И все это радости на кушетке: никому не придет в голову моделировать собственное поведение по предложенным образцам. Почему, раньше же моделировали? Имитировать сильные чувства имело бы смысл, если б они хоть как-то котировались. Но (возвращаясь к нашим слонам) где слоны? Препарировать какого-нибудь счастливо найденного дохлого мерзлого мамонта — увольте, на это есть академия де-сиянс. Современное понимание зла — исключительно социально. Сильные чувства на антиобщественной службе — это зло или как? Романтический злодей гибнет от избытка собственной силы — туда ему и дорога? Если он гибнет и гибнет, из книжки в книжку (доктор Лектер еще жив, но это временно), откуда такая живучесть в жанре и за его пределами? (Ведь то, что А. И. Свидригайлов — и почему он именно Аркадий? — типичный романтический злодей, о чем-то да говорит.) Бесконечная борьба с Люцифером, который тоже, оказывается, умеет любить. Как же так, ведь любы есть Бог? Пока что борьбу выигрывают писатели; даже Лермонтов не рискнул, препроводил-таки Тамару в объятия рая. Не стерпится! Не слюбится!

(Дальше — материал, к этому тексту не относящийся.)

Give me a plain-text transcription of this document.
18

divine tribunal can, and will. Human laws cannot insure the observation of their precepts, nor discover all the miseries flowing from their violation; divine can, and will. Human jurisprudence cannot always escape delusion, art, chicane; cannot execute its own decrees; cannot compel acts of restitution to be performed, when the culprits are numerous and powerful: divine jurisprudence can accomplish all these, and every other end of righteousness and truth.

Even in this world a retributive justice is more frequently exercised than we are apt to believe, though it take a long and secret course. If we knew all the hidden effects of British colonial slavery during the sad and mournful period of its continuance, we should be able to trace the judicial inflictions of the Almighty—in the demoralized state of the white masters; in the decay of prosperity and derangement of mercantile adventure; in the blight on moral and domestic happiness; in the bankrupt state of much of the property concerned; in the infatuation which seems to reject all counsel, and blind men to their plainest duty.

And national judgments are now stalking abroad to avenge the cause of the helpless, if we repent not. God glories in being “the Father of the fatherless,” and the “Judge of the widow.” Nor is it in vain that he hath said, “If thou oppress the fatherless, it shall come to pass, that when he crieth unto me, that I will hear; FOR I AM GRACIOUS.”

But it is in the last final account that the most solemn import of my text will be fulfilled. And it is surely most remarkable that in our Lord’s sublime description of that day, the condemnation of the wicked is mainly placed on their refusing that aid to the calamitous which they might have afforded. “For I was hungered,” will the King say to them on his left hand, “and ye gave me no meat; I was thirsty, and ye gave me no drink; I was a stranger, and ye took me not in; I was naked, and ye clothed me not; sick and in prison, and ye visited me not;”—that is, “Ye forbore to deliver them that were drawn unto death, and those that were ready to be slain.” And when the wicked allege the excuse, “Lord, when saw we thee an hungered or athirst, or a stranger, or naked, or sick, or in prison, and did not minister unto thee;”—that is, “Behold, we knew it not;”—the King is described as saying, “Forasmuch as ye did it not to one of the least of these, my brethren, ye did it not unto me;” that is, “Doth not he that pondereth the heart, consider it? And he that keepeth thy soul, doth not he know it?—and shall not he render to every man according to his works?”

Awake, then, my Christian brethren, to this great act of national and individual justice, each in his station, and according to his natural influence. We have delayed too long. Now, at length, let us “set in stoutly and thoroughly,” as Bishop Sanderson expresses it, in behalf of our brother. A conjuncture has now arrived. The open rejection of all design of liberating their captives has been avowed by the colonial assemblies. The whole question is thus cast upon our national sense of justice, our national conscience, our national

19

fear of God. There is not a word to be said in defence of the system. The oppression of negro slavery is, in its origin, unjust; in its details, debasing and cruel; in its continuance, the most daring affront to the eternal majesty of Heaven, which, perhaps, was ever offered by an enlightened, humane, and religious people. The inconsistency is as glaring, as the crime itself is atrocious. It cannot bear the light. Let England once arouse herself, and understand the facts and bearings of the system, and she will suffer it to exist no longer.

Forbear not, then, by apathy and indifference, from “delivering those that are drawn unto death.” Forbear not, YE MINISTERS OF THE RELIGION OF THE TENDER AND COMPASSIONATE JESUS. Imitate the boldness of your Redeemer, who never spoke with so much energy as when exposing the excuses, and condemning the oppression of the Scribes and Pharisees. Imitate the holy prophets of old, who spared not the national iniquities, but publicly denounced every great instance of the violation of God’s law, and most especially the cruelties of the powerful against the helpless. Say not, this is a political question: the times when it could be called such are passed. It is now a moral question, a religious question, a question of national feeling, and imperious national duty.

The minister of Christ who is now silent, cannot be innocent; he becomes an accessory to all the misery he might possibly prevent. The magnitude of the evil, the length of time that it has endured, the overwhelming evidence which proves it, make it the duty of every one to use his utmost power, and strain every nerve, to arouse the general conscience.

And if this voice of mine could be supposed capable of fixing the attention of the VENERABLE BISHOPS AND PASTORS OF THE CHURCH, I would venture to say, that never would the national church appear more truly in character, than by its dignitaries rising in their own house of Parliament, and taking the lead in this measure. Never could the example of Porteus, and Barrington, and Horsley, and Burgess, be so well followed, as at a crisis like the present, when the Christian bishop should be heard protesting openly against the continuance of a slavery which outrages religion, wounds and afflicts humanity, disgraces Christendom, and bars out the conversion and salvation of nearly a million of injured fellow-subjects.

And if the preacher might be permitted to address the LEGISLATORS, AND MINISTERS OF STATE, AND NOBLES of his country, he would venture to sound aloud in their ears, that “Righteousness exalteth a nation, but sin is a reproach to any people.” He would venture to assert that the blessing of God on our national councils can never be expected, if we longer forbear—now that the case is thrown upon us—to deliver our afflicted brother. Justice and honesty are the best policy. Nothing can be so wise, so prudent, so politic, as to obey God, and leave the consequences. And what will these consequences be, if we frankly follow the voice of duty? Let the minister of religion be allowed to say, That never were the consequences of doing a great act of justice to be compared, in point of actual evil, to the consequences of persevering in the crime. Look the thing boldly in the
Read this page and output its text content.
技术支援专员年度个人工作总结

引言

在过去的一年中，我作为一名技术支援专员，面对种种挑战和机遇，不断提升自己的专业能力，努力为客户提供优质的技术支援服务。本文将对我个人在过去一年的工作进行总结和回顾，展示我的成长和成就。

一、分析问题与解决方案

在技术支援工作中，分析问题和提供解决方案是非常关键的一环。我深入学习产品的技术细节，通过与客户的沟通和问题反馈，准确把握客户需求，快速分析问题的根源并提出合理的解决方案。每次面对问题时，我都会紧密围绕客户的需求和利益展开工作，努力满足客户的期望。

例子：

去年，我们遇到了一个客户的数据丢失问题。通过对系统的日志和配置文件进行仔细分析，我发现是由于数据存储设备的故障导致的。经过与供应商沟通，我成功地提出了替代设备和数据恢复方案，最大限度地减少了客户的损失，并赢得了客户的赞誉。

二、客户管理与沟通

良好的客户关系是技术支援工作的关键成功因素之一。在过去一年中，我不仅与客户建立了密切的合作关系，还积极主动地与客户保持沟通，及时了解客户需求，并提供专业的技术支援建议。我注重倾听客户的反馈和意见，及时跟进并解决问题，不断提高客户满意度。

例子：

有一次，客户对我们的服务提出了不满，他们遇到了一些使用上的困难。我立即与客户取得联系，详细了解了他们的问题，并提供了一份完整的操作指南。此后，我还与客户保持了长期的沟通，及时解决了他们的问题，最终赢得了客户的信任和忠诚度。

Потому что так интереснее и все впереди.
P. S. Цвет рыцарства отвоевывает демократию в Ираке. Прославленный генерал Б., вернувшись домой после удачной спецоперации, влюбляется в пацифистку, которую вскоре обвиняют в шпионаже. Генерал, используя связи, готовит ее побег. Пацифистка заявляет о своей невиновности и требует, чтобы вместо побега генерал спланировал обращение в международные инстанции, а также рассказал общественности о творимых армией ужасах. Генерал готов уйти в отставку, но не готов обсуждать армию с общественностью, считая это предательством… Это только в конспекте выглядит дебилизмом. А сподобится кто-нибудь снять фильм — всем понравится. Главное, чтобы дело кончилось трибуналом.